Let us remember – transfer of personal data from the EU to third countries is only permissible if there is a legal basis for such transfer. It follows from Article 44 of the General Data Protection Regulation (GDPR) that any transfer of personal data processed or intended for processing after transfer to a third country or an international organization must comply with the provisions of the GDPR. The latter envisages the following options of legal bases for transfer:
a) Adequacy decision adopted by the European Commission regarding a specific country; or
b) Appropriate safeguards provided, including, inter alia, binding corporate rules and standard data protection clauses (better known as standard contractual clauses); or
c) Exceptions from Article 49 of the GDPR.
Point a), namely the adequacy decision, also includes the decision of the European Commission on the appropriate level of personal data protection in the framework of the EU-US Privacy Shield Agreement. The latter has been in force since 1 August 2016, based on a decision adopted on 12 July 2016. Under the Privacy Shield, individual companies were certified as ensuring an adequate level of protection, and personal data could be transferred to these companies from the EU without a specific additional decision or authorization as well as without fulfilling additional conditions (except, of course, the appropriate legal basis for the processing of personal data from Articles 6, 9 and 28 of the GDPR).

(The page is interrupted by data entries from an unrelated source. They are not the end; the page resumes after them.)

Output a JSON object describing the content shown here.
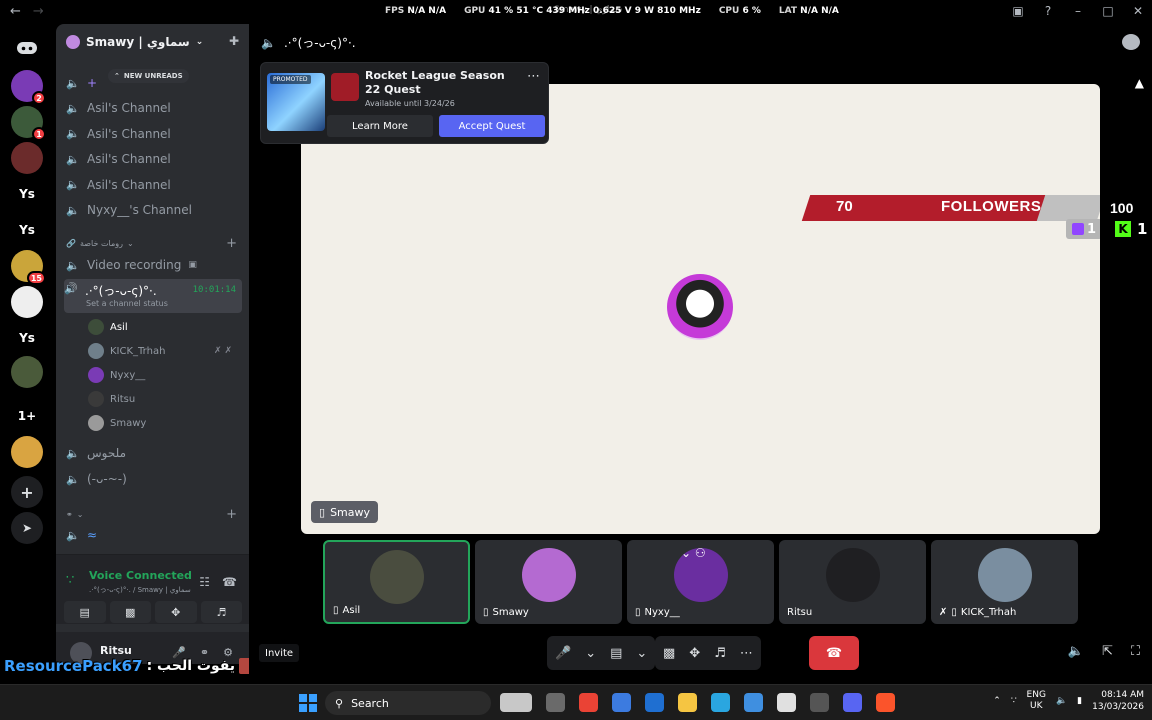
{
  "titlebar": {
    "overlay": {
      "fps_label": "FPS",
      "fps_value": "N/A  N/A",
      "gpu_label": "GPU",
      "gpu_value": "41 %  51 °C  439 MHz  0.625 V  9 W  810 MHz",
      "cpu_label": "CPU",
      "cpu_value": "6 %",
      "lat_label": "LAT",
      "lat_value": "N/A  N/A"
    },
    "window_title": "Smawy | سماوي"
  },
  "rail": {
    "servers": [
      {
        "label": "",
        "badge": "2",
        "color": "#7a3bb5"
      },
      {
        "label": "",
        "badge": "1",
        "color": "#3c5a3a"
      },
      {
        "label": "",
        "badge": "",
        "color": "#6b2b2b"
      },
      {
        "label": "Ys",
        "badge": "",
        "color": "#000000"
      },
      {
        "label": "Ys",
        "badge": "",
        "color": "#000000"
      },
      {
        "label": "",
        "badge": "15",
        "color": "#caa53a"
      },
      {
        "label": "",
        "badge": "",
        "color": "#eeeeee"
      },
      {
        "label": "Ys",
        "badge": "",
        "color": "#000000"
      },
      {
        "label": "",
        "badge": "",
        "color": "#4a5a3a"
      },
      {
        "label": "1+",
        "badge": "",
        "color": "#000000"
      },
      {
        "label": "",
        "badge": "",
        "color": "#d9a441"
      }
    ]
  },
  "sidebar": {
    "server_name": "Smawy | سماوي",
    "new_unreads": "NEW UNREADS",
    "channels": [
      {
        "name": "Asil's Channel"
      },
      {
        "name": "Asil's Channel"
      },
      {
        "name": "Asil's Channel"
      },
      {
        "name": "Asil's Channel"
      },
      {
        "name": "Nyxy__'s Channel"
      }
    ],
    "category_private": "رومات خاصة",
    "video_recording": "Video recording",
    "active_channel": {
      "name": ".·°(っ-ᴗ-ς)°·.",
      "time": "10:01:14",
      "status": "Set a channel status"
    },
    "members": [
      {
        "name": "Asil",
        "color": "#3d4d3a"
      },
      {
        "name": "KICK_Trhah",
        "color": "#6f7f8a"
      },
      {
        "name": "Nyxy__",
        "color": "#7a3bb5"
      },
      {
        "name": "Ritsu",
        "color": "#3a3a3a"
      },
      {
        "name": "Smawy",
        "color": "#9a9a9a"
      }
    ],
    "extra_channels": [
      {
        "name": "ملحوس"
      },
      {
        "name": "(-ᴗ-~-)"
      }
    ],
    "voice": {
      "title": "Voice Connected",
      "subtitle": ".·°(っ-ᴗ-ς)°·. / Smawy | سماوي"
    },
    "user": {
      "name": "Ritsu"
    }
  },
  "overlay_text": {
    "resourcepack": "ResourcePack67",
    "arabic": ": يفوت الحب"
  },
  "stage": {
    "channel_title": ".·°(っ-ᴗ-ς)°·.",
    "quest": {
      "promoted": "PROMOTED",
      "title": "Rocket League Season 22 Quest",
      "subtitle": "Available until 3/24/26",
      "learn_more": "Learn More",
      "accept": "Accept Quest"
    },
    "stream": {
      "followers_count": "70",
      "followers_label": "FOLLOWERS",
      "twitch_count": "1",
      "side_top": "100",
      "kick_count": "1",
      "tag": "Smawy"
    },
    "participants": [
      {
        "name": "Asil",
        "color": "#4a4d3f",
        "speaking": true
      },
      {
        "name": "Smawy",
        "color": "#b46ad1",
        "speaking": false
      },
      {
        "name": "Nyxy__",
        "color": "#6a2ea0",
        "speaking": false
      },
      {
        "name": "Ritsu",
        "color": "#1f1f22",
        "speaking": false
      },
      {
        "name": "KICK_Trhah",
        "color": "#7a8ea0",
        "speaking": false
      }
    ],
    "invite": "Invite"
  },
  "taskbar": {
    "search": "Search",
    "lang": "ENG",
    "region": "UK",
    "time": "08:14 AM",
    "date": "13/03/2026",
    "apps": [
      "#c8c8c8",
      "#6a6a6a",
      "#ea4335",
      "#3c7be0",
      "#1f6fd1",
      "#f5c542",
      "#2aa6e0",
      "#3f8fe0",
      "#e0e0e0",
      "#555555",
      "#5865f2",
      "#fb542b"
    ]
  }
}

With the decision of 16 July 2020 in the case of Schrems II (DPC Ireland v. Facebook Ireland and Schrems), the CJEU declared the decision of the European Commission on the adequacy of the privacy shield invalid, which means that it can no longer be the basis for transfers of personal data to companies in the U.S. This means that organizations that transfer personal data from the EU to the U.S. must ensure that they provide another appropriate legal basis for further transfers. It is not yet clear whether this decision has an ex tunc effect, which could be inferred from applying Article 264 of the Treaty on the Functioning of the EU by analogy. Such an interpretation could have important implications for anyone who has thus far transferred personal data to the U.S. on the basis of the privacy shield.
Although most articles cover the privacy shield annulment, the main subject of the assessment were in fact the standard contractual clauses. These did remain in force after the decision, but the CJEU pointed out important aspects in this regard, including that the signing of standard contractual clauses does not relieve the transferring organization from ensuring adequate protection. For this purpose, the one who transfers personal data to the U.S. (or another third country) must also take into account the law of the country to which the data is transferred and use an assessment, the subject of which was the privacy shield as well. In the latter case, the CJEU pointed out that the European Commission must take into account how a particular third country respects the rule of law, access to justice as well as international human rights norms and standards and its general and sectoral law, including legislation concerning public security, defence and national security as well as public order and criminal law. In the same way, before transferring personal data on the basis of standard contractual clauses, the country to which the data is transferred should be assessed by the exporter, which will certainly burden many transfers to third countries.
A short statement on the matter has already been issued by the European Data Protection Board, and they will address the consequences of the decision in more detail soon, which we will also report on.